3)社会保障に関する戦略を事前に考えておくこと。段階的退職を利用して仕事を⻑く続け、社会保障の受給を遅らせる人もいる。給付金は、62歳から70歳までの間に少なくとも76%増加する。完全な退職年齢を超えて受給を遅らせると1年ごとに8%上昇するので、これは良い戦略だ。また、段階的退職で給料が減った分を補うために社会保障の受給を開始する人もいる。その場合、完全に退職する前に年間1万8960ドル以上の収入があるとき、社会保障の給付額が一部減額されることも忘れてはならない。しかし、損をしたわけではない。収入が増えれば、それを反映して給付額が上方修正されるため、完全退職後の月々の受取額が増えることになる。

会社側にも利益があるはずだ。会社に正式なプログラムがない場合でも、パートタイムであっても重要な貢献ができると雇用主が考えれば、契約を結ぶかもしれない。労働者側は、次世代の育成に協力したいと明確に告げるべきだろう。

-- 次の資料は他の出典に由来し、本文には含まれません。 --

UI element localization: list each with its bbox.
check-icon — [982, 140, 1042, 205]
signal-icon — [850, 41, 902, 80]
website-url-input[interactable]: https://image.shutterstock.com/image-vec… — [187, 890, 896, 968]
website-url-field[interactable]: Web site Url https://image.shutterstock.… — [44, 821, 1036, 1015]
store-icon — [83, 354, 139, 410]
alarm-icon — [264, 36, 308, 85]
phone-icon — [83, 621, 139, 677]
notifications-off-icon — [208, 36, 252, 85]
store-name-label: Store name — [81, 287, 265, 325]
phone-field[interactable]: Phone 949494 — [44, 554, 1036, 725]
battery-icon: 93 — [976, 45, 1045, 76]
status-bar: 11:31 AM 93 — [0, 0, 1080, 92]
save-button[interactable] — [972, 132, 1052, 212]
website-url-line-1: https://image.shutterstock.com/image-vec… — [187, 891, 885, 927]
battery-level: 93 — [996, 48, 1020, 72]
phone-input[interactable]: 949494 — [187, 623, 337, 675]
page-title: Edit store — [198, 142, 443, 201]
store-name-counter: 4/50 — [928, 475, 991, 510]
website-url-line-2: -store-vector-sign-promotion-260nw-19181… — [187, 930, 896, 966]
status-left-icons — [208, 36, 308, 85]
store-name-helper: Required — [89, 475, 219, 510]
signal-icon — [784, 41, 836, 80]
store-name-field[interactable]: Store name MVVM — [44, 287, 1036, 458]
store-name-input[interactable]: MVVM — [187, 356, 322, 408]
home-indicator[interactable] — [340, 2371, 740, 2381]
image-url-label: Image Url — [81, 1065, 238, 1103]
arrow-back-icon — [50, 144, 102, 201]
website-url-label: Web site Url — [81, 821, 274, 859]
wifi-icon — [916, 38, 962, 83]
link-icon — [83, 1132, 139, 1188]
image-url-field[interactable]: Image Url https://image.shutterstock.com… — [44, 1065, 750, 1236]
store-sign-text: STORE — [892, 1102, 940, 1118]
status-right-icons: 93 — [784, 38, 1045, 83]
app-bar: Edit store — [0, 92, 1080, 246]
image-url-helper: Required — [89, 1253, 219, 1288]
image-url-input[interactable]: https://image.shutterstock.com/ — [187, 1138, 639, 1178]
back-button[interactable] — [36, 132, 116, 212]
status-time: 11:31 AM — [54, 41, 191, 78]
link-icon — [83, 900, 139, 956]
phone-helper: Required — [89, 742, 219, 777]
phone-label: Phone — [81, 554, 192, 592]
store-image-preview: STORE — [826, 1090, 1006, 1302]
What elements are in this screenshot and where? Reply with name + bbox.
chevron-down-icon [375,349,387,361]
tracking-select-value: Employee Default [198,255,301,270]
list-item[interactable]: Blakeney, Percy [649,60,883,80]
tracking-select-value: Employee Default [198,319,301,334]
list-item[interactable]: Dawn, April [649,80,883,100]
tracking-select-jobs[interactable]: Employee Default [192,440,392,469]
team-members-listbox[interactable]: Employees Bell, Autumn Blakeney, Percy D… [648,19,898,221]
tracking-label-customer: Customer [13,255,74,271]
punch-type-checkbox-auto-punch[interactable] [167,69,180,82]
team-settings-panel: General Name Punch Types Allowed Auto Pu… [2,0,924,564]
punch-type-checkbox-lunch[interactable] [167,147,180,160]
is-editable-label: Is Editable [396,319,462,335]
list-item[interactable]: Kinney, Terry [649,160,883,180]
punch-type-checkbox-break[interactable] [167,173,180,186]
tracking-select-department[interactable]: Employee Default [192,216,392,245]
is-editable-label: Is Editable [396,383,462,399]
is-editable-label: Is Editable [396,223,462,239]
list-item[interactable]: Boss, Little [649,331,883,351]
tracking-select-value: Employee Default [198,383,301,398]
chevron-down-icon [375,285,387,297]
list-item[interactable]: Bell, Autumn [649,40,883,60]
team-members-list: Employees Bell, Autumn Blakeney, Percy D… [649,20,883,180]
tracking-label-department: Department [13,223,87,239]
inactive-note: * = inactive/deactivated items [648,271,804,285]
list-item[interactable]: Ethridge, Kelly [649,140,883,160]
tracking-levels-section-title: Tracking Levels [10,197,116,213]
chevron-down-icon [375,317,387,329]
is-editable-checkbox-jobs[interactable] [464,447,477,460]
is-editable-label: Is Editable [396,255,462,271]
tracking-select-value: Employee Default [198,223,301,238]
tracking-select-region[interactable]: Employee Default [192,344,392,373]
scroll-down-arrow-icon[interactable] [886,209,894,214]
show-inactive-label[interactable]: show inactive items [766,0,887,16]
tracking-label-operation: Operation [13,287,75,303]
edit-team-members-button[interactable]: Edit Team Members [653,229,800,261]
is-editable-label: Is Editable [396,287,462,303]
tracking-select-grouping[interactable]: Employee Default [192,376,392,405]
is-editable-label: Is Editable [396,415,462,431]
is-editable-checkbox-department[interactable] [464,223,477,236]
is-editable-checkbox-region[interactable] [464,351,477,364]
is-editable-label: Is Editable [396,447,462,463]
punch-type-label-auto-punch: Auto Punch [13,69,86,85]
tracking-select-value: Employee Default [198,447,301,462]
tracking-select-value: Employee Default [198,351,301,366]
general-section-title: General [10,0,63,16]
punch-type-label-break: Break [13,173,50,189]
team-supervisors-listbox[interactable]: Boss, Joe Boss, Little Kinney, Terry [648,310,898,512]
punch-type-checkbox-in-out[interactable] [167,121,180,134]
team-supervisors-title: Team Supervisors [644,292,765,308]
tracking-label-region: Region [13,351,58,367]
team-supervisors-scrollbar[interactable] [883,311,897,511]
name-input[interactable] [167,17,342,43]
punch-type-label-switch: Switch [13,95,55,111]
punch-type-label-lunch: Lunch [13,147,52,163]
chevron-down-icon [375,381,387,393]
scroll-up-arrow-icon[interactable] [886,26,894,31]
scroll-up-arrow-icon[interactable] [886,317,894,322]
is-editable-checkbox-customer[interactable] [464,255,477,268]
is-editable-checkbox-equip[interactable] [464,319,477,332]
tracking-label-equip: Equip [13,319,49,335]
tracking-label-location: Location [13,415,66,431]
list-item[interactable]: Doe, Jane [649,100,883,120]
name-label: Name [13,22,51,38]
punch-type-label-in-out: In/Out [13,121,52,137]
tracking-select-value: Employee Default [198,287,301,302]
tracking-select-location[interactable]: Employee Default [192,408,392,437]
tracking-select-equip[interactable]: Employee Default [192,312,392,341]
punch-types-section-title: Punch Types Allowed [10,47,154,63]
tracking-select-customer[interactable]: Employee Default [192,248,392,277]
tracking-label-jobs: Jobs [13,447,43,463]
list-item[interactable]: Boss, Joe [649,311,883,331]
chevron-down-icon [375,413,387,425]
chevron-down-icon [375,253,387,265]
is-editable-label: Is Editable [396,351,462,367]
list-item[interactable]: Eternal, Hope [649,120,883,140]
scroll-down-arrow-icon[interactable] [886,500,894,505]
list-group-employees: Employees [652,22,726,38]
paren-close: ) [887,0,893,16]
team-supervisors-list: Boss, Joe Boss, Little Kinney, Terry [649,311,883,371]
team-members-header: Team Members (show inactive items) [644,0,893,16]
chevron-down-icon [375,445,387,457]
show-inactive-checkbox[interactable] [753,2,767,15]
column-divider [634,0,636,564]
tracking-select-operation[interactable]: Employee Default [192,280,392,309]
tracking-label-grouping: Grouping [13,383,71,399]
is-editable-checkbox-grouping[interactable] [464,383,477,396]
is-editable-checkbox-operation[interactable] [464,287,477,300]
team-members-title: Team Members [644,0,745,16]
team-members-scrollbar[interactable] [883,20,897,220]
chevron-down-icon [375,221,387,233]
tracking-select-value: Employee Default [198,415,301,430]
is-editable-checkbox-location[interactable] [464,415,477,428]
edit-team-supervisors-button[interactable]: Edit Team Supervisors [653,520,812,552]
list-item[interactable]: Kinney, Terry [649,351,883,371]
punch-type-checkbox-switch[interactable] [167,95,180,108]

また、自分が持っている特殊な技術や知識が、他の人に取って代わることが難しい場合には、その旨を強調すべきだ。

この契約がうまくいくためには、雇用者と被雇用者の双方にメリットがある必要がある。労働者側は、仕事を続けて収入を得つつも、少しゆっくりする機会を得ることができる。雇用主は、支払う給料を減らせる一方で、大切な従業員をしばらくの間維持するチャンスを得られる。